1. Basic statistic can only be calculated after the data is cleaned up of erroneous values. 
2. The clean version of the pressure dataset to use for basic statistic is: **p_nonan_nofv_gr_ev_std**

In [26]:
pressure_mean = round(np.nanmean(p_nonan_nofv_gr_ev_std), 2)
pressure_max = round(np.nanmax(p_nonan_nofv_gr_ev_std), 2)
pressure_min = round(np.nanmin(p_nonan_nofv_gr_ev_std), 2)
pressure_std = round(np.nanstd(p_nonan_nofv_gr_ev_std), 2)
print('mean: ', pressure_mean)
print('max: ', pressure_max)
print('min: ', pressure_min)
print('std: ', pressure_std)

mean:  37.76
max:  40.04
min:  35.22
std:  1.1


<a id="8"></a>
#### Compare Pressure to the Deployment Depth.
- Extract the deployment depth defined in the deployment file.
- If deployment depth is known compare it to the mean pressure. 

In [27]:
# Extract the deployment depth in the deployment_x datafame define previously.
Deployment_Depth = deployment_x['Deployment Depth'].values[0]

# Print the value of Deployment_Depth
print(Deployment_Depth)

nan


In [28]:
# Compare the mean pressure to the deployment depth if not nan.
if ~np.isnan(Deployment_Depth):
    depth_diff = pressure_mean - Deployment_Depth
    pressure_comparison_note = 'Pass: Deployment Depth Available'
else:
    depth_diff = np.nan
    pressure_comparison_note = 'Fail: Deployment Depth Missing'

# Print the value of Deployment_Depth
print(pressure_comparison_note, ' (', depth_diff, ')')

Fail: Deployment Depth Missing  ( nan )


<a id="9"></a>
### Watch Circle Limit.
<a id="10"></a>
#### Calculate the Lon/Lat Difference in Km.

In [29]:
# Get the lat and lon from the metadata stored under the file attributes.
loc1 = [file_content.attrs['lat'], file_content.attrs['lon']]
print('Data File Info: ', loc1)

# Get the lat and lon from the deployment file (Use deployment_x).
loc0 = [deployment_x['Latitude'].values[0], deployment_x['Longitude'].values[0]]
print('Deployment File Info: ', loc0)

# Calculate the distance between coordinates using the great-circle distance.
diff_loc = round(geodesic(loc0, loc1).kilometers, 3)
print('The great-circle distance: ', diff_loc, ' km')

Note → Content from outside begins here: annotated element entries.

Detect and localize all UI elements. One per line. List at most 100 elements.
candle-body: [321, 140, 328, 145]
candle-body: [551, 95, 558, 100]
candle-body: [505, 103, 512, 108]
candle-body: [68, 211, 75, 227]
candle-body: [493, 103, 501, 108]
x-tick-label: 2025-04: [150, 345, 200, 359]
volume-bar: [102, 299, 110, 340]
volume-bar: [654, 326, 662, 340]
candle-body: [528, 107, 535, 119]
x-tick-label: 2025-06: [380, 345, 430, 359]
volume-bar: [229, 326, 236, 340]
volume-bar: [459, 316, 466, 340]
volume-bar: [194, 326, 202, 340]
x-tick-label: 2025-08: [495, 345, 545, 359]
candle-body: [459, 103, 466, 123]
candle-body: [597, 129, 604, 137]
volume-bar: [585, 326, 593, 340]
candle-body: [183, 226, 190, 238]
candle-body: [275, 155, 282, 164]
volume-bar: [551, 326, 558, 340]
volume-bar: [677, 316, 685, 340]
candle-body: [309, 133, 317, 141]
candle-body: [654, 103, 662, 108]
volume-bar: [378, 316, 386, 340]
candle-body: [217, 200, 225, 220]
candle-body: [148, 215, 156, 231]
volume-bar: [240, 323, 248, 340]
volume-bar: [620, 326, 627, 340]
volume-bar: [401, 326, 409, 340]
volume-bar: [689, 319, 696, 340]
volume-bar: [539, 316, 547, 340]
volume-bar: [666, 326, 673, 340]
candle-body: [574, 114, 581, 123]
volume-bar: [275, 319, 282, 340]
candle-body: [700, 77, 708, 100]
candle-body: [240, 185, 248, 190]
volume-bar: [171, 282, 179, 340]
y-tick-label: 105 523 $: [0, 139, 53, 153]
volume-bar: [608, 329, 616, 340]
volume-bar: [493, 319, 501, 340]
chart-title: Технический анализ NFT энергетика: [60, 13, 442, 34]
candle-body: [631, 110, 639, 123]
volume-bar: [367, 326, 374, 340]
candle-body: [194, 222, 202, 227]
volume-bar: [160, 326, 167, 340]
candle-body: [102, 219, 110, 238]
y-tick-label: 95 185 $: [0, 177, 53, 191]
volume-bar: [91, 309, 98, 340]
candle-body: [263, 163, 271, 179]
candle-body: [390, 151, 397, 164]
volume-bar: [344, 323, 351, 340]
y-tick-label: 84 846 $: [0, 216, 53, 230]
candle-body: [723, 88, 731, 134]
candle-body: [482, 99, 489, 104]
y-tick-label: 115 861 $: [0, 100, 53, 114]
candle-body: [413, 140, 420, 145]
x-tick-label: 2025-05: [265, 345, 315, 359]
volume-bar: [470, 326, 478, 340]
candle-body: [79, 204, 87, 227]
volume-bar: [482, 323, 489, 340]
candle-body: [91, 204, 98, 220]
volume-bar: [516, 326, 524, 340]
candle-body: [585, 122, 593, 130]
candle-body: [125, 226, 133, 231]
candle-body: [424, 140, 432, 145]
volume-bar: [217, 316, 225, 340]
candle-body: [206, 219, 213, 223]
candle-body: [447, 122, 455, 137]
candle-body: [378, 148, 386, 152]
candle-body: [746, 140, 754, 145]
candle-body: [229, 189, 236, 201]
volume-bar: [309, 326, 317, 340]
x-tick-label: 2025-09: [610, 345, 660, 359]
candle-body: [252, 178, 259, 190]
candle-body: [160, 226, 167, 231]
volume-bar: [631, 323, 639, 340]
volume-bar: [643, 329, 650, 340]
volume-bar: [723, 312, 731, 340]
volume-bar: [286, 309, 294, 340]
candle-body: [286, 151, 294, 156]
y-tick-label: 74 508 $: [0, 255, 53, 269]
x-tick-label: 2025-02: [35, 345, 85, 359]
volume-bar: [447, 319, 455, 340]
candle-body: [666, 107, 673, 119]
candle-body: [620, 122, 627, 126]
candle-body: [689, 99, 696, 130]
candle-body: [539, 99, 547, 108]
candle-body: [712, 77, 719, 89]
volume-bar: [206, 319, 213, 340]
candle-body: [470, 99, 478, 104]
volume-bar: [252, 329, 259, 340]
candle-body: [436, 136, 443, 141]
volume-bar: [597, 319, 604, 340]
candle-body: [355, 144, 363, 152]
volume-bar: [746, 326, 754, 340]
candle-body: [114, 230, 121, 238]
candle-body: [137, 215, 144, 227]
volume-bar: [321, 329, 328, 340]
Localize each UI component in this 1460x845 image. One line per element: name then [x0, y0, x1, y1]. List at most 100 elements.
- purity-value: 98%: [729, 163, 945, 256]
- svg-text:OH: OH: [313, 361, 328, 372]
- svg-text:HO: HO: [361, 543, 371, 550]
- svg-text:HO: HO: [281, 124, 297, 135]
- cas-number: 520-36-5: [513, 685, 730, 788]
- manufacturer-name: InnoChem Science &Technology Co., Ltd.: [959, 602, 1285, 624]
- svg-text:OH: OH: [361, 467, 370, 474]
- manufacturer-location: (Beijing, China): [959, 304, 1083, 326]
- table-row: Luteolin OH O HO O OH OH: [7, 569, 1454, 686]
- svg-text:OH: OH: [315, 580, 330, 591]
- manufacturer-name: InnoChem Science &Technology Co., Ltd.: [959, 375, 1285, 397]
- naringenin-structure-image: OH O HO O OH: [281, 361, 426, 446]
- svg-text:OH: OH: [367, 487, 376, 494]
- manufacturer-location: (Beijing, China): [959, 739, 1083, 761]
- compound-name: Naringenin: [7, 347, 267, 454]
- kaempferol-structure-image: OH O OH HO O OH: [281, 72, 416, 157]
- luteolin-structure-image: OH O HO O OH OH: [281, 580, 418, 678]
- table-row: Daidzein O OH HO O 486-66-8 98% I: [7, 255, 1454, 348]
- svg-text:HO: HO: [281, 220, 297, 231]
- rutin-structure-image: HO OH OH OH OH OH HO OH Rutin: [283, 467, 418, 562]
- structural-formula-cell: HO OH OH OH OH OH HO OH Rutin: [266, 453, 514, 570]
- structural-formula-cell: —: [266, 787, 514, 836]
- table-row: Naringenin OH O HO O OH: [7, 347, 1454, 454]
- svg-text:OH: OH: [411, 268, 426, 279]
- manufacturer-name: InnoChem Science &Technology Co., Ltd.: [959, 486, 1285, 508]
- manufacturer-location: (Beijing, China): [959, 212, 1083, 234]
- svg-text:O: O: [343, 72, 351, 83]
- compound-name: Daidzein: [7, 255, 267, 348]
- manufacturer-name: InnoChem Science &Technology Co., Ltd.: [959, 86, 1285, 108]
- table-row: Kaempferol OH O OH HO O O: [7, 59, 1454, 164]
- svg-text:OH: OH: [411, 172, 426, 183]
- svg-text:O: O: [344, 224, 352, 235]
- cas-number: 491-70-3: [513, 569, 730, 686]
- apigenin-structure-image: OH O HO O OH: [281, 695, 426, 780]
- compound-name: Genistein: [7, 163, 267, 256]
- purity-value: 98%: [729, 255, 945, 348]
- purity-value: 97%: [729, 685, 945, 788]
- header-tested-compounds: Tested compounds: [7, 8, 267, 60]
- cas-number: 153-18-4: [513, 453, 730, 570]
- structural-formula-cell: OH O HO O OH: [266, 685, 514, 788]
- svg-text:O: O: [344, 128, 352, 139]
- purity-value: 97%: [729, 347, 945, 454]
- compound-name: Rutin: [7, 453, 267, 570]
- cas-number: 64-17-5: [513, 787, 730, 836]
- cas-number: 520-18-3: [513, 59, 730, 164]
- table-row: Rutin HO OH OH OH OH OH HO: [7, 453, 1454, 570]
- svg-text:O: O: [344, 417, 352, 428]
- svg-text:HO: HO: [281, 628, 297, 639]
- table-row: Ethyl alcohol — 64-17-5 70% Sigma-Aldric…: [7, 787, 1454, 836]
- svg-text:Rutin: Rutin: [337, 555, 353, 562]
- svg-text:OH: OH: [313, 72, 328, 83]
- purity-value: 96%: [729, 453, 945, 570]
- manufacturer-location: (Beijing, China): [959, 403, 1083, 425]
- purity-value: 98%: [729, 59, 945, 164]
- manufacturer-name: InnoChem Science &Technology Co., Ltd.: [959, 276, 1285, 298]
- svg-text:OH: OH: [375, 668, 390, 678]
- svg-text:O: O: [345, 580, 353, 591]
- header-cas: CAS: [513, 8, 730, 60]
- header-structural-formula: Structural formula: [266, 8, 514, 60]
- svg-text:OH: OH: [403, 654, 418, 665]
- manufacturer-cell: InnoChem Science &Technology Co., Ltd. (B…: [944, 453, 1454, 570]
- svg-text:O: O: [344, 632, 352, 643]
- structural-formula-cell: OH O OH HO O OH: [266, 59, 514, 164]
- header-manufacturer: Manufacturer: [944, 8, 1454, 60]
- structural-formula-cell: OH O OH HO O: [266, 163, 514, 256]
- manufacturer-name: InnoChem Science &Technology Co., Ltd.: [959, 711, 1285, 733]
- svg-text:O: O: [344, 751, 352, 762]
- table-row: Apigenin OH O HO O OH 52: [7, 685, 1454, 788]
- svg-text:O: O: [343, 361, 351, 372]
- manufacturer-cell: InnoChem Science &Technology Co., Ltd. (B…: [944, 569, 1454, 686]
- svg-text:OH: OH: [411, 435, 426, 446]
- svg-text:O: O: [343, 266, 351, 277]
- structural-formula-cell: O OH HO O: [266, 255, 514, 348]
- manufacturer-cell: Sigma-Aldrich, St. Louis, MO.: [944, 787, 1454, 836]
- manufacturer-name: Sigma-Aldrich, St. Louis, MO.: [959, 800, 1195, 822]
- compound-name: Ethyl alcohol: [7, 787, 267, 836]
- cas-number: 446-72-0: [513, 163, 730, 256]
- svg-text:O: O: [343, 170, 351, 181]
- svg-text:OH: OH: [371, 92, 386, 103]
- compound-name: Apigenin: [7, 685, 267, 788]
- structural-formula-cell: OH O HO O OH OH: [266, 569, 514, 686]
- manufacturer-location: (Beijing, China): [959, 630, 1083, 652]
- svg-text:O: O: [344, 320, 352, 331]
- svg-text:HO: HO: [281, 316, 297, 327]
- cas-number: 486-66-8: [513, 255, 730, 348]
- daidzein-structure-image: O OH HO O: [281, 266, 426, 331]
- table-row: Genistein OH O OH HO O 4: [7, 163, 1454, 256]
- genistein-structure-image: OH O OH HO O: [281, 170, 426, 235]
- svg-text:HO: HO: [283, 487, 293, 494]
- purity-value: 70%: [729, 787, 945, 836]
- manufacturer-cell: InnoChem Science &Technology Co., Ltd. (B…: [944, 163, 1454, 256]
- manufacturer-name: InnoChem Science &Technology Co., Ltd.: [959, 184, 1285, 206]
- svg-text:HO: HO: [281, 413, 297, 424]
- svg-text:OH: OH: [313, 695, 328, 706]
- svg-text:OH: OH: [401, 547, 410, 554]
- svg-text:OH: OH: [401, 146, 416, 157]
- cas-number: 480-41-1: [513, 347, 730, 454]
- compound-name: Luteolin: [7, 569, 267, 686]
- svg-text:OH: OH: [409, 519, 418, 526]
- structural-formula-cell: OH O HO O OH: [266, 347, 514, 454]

Data File Info:  [50.32925, -144.398]
Deployment File Info:  [50.3293, -144.398]
The great-circle distance:  0.006  km


<a id="11"></a>
### Review Process Finding Summary. 
- Summarize the pressure review process findings to report on the sensor location evaluation.

In [31]:
df = pd.DataFrame()
df0 = pd.DataFrame({
                    'Mean Pressure':[pressure_mean],
                    'Maximum Pressure': [pressure_max],
                    'Minimum Pressure': [pressure_min],
                    'Pressure Comparison':[pressure_comparison_note],
                    'STD': [pressure_std],                    
                    'NaN': [len_nan],
                     pressure._FillValue:[len_nan_fv],
                    '0, 6000 dbar': [len_nan_fv_gr],
                    '1e7':[len_nan_fv_gr_ev],
                    'Mean +/- 3 STD': [len_nan_fv_gr_ev_std],
                    'Notes': [notes],
                    'Great-Circle Distance (km)': [diff_loc]              
                    }, index=['Results'])

df = df.append(df0)
pd.set_option('display.max_colwidth', None)
df.T

Unnamed: 0,Results
Mean Pressure,37.76
Maximum Pressure,40.04
Minimum Pressure,35.22
Pressure Comparison,Fail: Deployment Depth Missing
STD,1.1
,0
-9999.0,0
"0, 6000 dbar",0
1e7,0
Mean +/- 3 STD,0


<a id="12"></a>
## Sensor Location Review. 
- The data quality of the pressure datasets in the file seem to be of good quality. 
- There are no erroneous values that raise concerns. 
- The missing deployment depth in the deployment file should be reported to add it to the file or let the user know its status. 
- The great-circle distance of 0.006 km should be compared to what is acceptable of the current sensor deployment condition. 
- This information is not included in the file metadata, which calls for the system to locate the "Watch Circle Limit" information. 

### END